The compositions and methods of the appended claims are not limited in scope by the specific compositions and methods described herein, which are intended as illustrations of a few aspects of the claims and any compositions and methods that are functionally equivalent are intended to fall within the scope of the claims. Various modifications of the compositions and methods in addition to those shown and described herein are intended to fall within the scope of the appended claims. Further, while only certain representative materials and method steps disclosed herein are specifically described, other combinations of the materials and method steps also are intended to fall within the scope of the appended claims, even if not specifically recited. Thus, a combination of steps, elements, components, or constituents may be explicitly mentioned herein; however, other combinations of steps, elements, components, and constituents are included, even though not explicitly stated.

Claims

1.-43. (canceled)

44. A cationic asphalt emulsion comprising,

a) asphalt in an amount of from 50 wt % to 95 wt %, based on the weight of the cationic asphalt emulsion,

b) a latex polymer,

c) phosphoric acid present in an amount of 0.1% by weight or less, based on the weight of the cationic asphalt emulsion, wherein the cationic asphalt emulsion does not include a thickener; and

d) water.

45. The cationic asphalt emulsion of claim 44, wherein the polymer is present in an amount of from 0.5 wt % to 10 wt %, based on the weight of the cationic asphalt emulsion.

46. The cationic asphalt emulsion of claim 44, wherein the latex polymer includes a polymer selected from styrene-butadiene copolymers, polychloroprene, styrene-butadiene-styrene copolymers, ethylene vinyl acetate copolymers, and combinations thereof.

47. The cationic asphalt emulsion of claim 44, further comprising aluminum sulfate.

48. The cationic asphalt emulsion of claim 44, wherein the cationic asphalt emulsion comprises droplets, wherein the droplets have a median particle size of from 3 to 15 μm and a standard deviation of from 3 to 30 μm.

49. The cationic asphalt emulsion of claim 44, wherein the cationic asphalt emulsion has a softening point that is 5° C. or greater compared to the softening point of the asphalt without phosphoric acid.

50. A method of coating a surface comprising applying a cationic asphalt composition of claim 44 to the surface.
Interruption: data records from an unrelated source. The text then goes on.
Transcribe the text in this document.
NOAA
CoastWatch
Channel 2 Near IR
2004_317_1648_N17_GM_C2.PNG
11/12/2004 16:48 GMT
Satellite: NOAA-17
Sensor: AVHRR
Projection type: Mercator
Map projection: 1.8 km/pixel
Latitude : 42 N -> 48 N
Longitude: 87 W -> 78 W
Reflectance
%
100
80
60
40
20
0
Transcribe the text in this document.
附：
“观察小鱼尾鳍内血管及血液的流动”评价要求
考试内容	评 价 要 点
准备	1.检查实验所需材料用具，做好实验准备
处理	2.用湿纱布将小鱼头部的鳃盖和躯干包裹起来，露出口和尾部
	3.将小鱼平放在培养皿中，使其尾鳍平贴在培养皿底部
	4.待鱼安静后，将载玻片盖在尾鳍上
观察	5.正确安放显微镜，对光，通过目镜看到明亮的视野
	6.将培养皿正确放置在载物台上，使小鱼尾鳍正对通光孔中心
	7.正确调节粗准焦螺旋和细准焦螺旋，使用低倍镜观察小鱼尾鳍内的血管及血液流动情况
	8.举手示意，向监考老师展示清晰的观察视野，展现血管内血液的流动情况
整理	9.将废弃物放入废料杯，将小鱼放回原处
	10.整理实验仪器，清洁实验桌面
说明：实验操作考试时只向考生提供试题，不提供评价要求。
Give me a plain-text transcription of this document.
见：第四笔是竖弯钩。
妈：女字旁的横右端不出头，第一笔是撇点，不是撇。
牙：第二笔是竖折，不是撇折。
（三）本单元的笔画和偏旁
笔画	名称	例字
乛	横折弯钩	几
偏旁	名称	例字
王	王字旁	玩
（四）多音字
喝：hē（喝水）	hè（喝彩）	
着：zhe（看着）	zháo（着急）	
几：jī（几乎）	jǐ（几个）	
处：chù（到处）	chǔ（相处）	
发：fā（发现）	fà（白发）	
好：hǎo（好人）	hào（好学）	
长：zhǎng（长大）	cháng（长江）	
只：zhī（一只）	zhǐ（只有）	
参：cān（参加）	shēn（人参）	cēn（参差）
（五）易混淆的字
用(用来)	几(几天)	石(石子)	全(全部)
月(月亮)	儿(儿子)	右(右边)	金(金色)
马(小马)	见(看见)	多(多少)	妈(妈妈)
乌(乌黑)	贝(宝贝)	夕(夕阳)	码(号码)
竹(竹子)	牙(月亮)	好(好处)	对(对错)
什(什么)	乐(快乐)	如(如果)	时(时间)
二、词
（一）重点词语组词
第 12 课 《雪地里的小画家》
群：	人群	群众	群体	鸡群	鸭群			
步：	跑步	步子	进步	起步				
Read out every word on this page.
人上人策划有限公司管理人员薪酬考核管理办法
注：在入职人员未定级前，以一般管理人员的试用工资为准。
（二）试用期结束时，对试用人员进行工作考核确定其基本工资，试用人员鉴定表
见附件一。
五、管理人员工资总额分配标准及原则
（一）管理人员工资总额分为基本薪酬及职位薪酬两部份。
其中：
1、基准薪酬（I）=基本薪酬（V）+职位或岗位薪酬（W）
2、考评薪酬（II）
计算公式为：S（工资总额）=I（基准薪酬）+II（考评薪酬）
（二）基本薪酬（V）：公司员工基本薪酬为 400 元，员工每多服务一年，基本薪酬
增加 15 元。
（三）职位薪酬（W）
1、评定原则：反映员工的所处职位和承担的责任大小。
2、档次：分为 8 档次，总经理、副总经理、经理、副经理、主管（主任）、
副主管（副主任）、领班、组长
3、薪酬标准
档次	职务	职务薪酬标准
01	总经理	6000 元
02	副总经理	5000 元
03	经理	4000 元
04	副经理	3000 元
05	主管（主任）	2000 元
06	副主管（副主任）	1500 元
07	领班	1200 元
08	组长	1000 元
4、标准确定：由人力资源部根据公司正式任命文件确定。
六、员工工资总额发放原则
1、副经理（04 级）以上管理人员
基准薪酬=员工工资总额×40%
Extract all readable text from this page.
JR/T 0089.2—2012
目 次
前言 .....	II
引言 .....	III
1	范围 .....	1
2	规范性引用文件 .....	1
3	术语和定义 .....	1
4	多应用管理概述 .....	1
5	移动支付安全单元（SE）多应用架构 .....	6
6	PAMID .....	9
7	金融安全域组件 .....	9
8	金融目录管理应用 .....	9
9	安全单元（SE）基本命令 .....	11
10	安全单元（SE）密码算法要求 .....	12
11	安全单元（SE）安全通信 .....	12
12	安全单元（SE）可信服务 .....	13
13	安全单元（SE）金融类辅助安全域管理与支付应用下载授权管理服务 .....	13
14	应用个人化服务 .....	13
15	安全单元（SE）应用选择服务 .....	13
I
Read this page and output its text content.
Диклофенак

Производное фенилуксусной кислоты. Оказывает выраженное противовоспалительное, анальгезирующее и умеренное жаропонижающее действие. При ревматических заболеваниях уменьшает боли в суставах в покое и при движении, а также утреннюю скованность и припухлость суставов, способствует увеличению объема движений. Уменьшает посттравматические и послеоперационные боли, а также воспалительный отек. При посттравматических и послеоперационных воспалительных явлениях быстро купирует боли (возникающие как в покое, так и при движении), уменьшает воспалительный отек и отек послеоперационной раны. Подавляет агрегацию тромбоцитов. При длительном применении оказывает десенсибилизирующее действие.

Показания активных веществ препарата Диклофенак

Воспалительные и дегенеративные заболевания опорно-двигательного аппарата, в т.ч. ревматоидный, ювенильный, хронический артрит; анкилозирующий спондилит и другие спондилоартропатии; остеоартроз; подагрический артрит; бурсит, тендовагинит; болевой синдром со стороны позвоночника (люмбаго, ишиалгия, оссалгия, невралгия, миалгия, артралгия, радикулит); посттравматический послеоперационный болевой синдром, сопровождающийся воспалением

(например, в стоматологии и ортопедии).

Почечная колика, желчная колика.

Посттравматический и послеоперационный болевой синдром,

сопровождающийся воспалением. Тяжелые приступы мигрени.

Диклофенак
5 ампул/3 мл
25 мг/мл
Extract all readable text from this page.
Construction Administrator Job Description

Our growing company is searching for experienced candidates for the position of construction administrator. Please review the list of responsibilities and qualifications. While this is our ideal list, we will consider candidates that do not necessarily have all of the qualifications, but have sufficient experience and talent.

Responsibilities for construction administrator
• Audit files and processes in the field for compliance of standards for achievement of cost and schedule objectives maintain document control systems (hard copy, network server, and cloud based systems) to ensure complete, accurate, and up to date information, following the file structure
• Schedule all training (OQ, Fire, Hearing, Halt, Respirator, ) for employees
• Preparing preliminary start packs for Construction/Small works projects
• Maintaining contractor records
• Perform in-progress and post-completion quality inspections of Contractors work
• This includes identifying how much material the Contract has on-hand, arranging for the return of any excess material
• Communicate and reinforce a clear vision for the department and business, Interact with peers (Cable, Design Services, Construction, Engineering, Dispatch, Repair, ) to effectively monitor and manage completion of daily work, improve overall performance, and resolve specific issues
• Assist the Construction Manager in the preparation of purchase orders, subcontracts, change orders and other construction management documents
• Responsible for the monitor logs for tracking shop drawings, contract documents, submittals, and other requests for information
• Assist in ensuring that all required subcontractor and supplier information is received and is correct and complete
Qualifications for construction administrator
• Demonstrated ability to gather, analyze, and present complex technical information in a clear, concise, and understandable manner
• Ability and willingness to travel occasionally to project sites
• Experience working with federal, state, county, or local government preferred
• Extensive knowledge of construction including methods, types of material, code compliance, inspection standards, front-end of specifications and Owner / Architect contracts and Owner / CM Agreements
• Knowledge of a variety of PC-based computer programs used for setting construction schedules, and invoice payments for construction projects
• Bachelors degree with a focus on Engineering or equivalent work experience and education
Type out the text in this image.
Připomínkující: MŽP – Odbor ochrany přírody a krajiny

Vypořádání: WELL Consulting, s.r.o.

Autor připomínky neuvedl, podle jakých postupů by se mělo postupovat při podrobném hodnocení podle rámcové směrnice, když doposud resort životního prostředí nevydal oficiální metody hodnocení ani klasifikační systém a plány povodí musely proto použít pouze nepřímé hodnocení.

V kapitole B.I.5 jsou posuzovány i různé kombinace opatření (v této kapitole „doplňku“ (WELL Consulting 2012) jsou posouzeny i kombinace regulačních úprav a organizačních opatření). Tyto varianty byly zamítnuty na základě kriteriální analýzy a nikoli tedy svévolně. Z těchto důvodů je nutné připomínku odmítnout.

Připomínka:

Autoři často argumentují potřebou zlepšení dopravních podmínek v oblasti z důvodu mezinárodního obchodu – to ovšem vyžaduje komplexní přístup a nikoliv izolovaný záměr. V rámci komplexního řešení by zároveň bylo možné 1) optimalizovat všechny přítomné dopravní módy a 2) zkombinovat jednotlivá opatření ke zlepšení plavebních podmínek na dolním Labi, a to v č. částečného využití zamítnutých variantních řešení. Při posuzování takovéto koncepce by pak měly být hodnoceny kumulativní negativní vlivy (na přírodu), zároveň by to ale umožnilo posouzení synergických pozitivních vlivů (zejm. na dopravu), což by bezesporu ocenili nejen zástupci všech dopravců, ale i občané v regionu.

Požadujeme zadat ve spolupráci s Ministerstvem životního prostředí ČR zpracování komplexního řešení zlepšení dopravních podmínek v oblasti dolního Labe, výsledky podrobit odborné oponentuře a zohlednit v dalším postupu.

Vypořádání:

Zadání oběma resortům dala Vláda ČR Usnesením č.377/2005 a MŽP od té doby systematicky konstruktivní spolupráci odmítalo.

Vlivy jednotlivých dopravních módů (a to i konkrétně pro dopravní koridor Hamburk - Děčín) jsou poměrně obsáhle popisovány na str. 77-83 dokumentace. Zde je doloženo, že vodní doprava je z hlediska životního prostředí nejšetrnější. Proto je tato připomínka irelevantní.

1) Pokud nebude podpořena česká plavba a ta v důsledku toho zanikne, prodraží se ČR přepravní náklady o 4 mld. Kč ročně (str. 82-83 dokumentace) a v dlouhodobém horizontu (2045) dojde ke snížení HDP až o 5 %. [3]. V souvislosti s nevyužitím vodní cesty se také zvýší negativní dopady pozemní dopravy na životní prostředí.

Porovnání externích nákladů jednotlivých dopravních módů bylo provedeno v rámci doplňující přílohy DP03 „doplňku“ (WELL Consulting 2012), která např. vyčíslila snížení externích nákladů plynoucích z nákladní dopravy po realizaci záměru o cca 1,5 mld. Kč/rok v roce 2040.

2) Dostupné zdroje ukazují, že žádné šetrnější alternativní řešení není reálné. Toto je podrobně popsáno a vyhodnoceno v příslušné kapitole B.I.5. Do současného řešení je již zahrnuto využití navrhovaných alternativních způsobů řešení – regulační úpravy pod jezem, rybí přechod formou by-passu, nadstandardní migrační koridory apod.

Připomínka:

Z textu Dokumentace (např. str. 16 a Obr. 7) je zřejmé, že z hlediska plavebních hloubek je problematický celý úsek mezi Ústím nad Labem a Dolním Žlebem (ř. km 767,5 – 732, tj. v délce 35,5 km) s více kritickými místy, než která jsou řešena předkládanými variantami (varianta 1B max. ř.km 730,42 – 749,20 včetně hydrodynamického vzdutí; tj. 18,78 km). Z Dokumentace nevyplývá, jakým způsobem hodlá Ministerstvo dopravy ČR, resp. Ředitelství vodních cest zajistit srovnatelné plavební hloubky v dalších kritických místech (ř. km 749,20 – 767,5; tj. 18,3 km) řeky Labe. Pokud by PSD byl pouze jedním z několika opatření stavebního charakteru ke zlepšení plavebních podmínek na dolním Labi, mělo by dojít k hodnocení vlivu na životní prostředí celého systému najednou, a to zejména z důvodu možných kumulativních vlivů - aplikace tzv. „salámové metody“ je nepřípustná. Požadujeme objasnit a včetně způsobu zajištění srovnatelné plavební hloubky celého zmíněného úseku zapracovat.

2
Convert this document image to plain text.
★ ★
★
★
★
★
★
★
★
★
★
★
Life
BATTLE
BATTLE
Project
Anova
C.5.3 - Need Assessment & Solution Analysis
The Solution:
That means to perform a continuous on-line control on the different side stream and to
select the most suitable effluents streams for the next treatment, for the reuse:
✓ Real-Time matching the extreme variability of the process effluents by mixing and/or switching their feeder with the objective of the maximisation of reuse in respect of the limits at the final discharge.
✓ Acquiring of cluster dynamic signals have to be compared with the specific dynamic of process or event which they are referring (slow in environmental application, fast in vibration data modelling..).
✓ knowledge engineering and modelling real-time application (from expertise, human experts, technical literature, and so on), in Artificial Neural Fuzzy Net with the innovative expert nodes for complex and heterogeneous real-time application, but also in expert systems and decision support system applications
51. A method of making a cationic asphalt emulsion comprising,

contacting an anionic or nonionic aqueous latex composition comprising a polymer with phosphoric acid to form a cationic latex composition, and

mixing the cationic latex composition, asphalt, and optionally water to form a mixture, wherein the mixture has a viscosity of 100 to 2500 cp at 60° C. using a Brookfield viscometer, spindle #3, at 20 rpm, when the mixture comprises an asphalt solids content of 65 wt %, based on the weight of the mixture, and

wherein the mixture does not comprise a thickener.

52. The method of claim 51, wherein the anionic or nonionic latex composition is a nonionic latex composition.

53. The method of claim 51, wherein the cationic latex composition further comprises a sulfur curing agent.

54. The method of claim 51, wherein the cationic asphalt emulsion comprises a basic salt.

55. The method of claim 51, wherein the basic salt includes aluminum sulfate.